Poetry
Infinity
there is another person that figures
the sandwich will be tough to bite into and
the road will feel much shorter on the way back.
grief is a shoe, unlaced. all rocks look alike, but you are special.
this person knows that the long trench coat was made for you.
they adore the fit. they see it like a permanent blanket over the body.
the small scrapes in life will become part of the frayed quilt, still unfinished
apparently. the much larger problems will become the sunset, red and drippy.
this person knows the figure eight made with a pencil, encoding infinity
onto our schoolwork, for probable solutions and determination,
was not really to test knowledge, but to scaffold endurance.
this person would like to sleep inside warm thighs.
you have thighs. you have washed the green grapes.
they are ready to be plucked from their stem, rationed
like bad advice, then devoured in seconds.
there too, is a love out there. it is waiting for you, ripe and ready
to be plucked from its dry stem, and rationed, then devoured
only in seconds.
Hair Up, Hair Down
He likes G better with her hair down. The boy tells this to G.
G leaves her hair down and it gets caught in the blender.
She is processing her emotions plus her thoughts about him acting out.
The other day, she sat down to write a poem, and pulled
Back her thin lines of time, and he went, wow. He told G he likes her
Better with her hair up now. In a bun, a ponytail, or two braids.

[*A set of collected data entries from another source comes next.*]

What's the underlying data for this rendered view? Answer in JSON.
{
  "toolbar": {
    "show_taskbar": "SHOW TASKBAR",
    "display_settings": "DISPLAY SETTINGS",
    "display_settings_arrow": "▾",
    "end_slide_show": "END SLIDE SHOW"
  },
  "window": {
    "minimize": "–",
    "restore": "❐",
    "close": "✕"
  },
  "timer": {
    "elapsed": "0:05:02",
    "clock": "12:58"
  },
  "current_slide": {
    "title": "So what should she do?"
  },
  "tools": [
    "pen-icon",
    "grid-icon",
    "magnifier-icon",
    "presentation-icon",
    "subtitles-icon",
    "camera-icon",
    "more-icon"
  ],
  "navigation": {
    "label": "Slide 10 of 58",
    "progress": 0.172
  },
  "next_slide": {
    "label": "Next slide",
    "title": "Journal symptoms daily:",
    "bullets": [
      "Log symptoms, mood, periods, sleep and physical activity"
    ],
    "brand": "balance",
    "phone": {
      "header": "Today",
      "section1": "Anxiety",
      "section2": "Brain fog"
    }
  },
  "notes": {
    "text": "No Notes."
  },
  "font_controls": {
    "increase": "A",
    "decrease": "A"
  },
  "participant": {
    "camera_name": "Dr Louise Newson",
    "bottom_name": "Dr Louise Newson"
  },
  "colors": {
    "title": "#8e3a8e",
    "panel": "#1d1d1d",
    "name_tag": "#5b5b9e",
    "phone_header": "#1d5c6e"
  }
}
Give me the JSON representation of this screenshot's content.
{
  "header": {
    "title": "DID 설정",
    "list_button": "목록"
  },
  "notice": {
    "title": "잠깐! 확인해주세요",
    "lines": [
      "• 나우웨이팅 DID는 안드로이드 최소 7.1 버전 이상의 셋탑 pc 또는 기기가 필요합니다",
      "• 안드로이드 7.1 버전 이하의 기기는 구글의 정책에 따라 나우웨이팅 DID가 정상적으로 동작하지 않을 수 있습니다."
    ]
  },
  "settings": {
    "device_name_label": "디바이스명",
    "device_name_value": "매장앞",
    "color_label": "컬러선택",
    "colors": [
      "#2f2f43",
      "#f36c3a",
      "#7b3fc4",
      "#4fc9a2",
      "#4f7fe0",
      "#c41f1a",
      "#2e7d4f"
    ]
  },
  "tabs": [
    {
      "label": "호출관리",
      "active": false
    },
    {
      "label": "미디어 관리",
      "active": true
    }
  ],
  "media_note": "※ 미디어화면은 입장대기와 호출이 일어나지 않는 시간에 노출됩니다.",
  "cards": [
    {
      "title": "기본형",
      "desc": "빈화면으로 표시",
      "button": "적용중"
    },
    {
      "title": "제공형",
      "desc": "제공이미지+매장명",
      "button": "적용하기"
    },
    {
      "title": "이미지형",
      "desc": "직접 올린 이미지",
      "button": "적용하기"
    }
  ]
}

G could never say it, but she likes him with his hair all self-aware.
Hair that says thank you, and you look beautiful, but
You are the most beautiful beside me. G likes her boyfriend best
With kind hair. Straight and to the point hair. Newton’s law
of gravity hair. What goes up must come back down hair.
Isaac must have been staring at G’s straight, honey mane.
If G’s boy is not careful, Newton might steal his girl, but
G is concerned only with the words of Matthew, specifically
Matthew 5:5. The meek and gentle shall inherit the Earth. G reads
this to the boy. G hopes that the boy will love her like god loves her.
Counting and loving each hair on her head. G raises a thick, wild
Strand of hair up to the light and she sees right through it.
Luxury
This is the corner store, years gone now, where Mae, her left leg an inch and quarter shorter than the right, would hobble up the narrow and uneven wood floor aisles. She’d fill an order for a kid with mismatched shoes sent, note in hand, on a mother’s errand. Then another for the Camerons, old folks from across the street too infirm to make the seven-block trek uptown to the supermarket. The Stroehmann’s bread push bar, tacked to the wood-framed screen door back before Mae ran the place, is faded from years and use. A lighted Hershey’s Ice Cream sign, turned on in the dusk hours, hangs in the right-side window. On the left are the week’s advertisements printed on rectangles of thin white cardboard: Lebanon bologna, butter, and heads of lettuce are all on special. Just inside the left window, partially hidden by the rack of chips and pretzels, sits the old dark blue metal floor cooler. Once, when you were four, maybe five, your great-grandfather gave you a coin and let you walk a half block down the alley to the store. Your great-grandfather is old, older than Mae, older than the Camerons. You know his name is Jesse, but everyone calls him Poppy. He is the last German speaker in your family, and sometimes says things you do not understand, but when he talks to you, he leans in, like it is a secret, and you understand well enough. After you reach the store, you slide open the hefty lid of the cooler, rummage in its chill and dampness until you find a tall bottle with ridges and a red and white symbol: RC Cola. You give Mae the coin and walk back up the alley, the bottle cold and substantial in your hands. Poppy uncaps it for you, and you sit in a chair next to his in the front yard, feet dangling in the air, while you drink. And now, with all that has come to pass, you understand that those frozen moments are luxury.
Volunteer Veterans
A battalion is born
from former police officers,
wear a chevron,
take the patch and medallion.
Training ahead:
blood, sweat, and loss.
Shame. I’m in a warm bed.
The World’s Tiniest Memorial Day Parade Marches Down Pearl Street in Johnson, Vermont
Despite the seven men of American Legion color guard,
the high school kids’ snare drums and tuba,
one antique fire truck,
and five Cub Scouts with one of the fathers marching alongside,
this poem is longer than the parade.
As small children, we played war
Wooden bow, arrows, and a gun,
the knife is near a belt.
Once, our childhood was full of fun.
We ran through the fields
with the village neighbors,
taking a sword, a painted shield
without adult worries and labor.
Time has passed,
harsh life befell our fate.
Russian missile strikes rain down,
the heart cherishes pain,
I hate.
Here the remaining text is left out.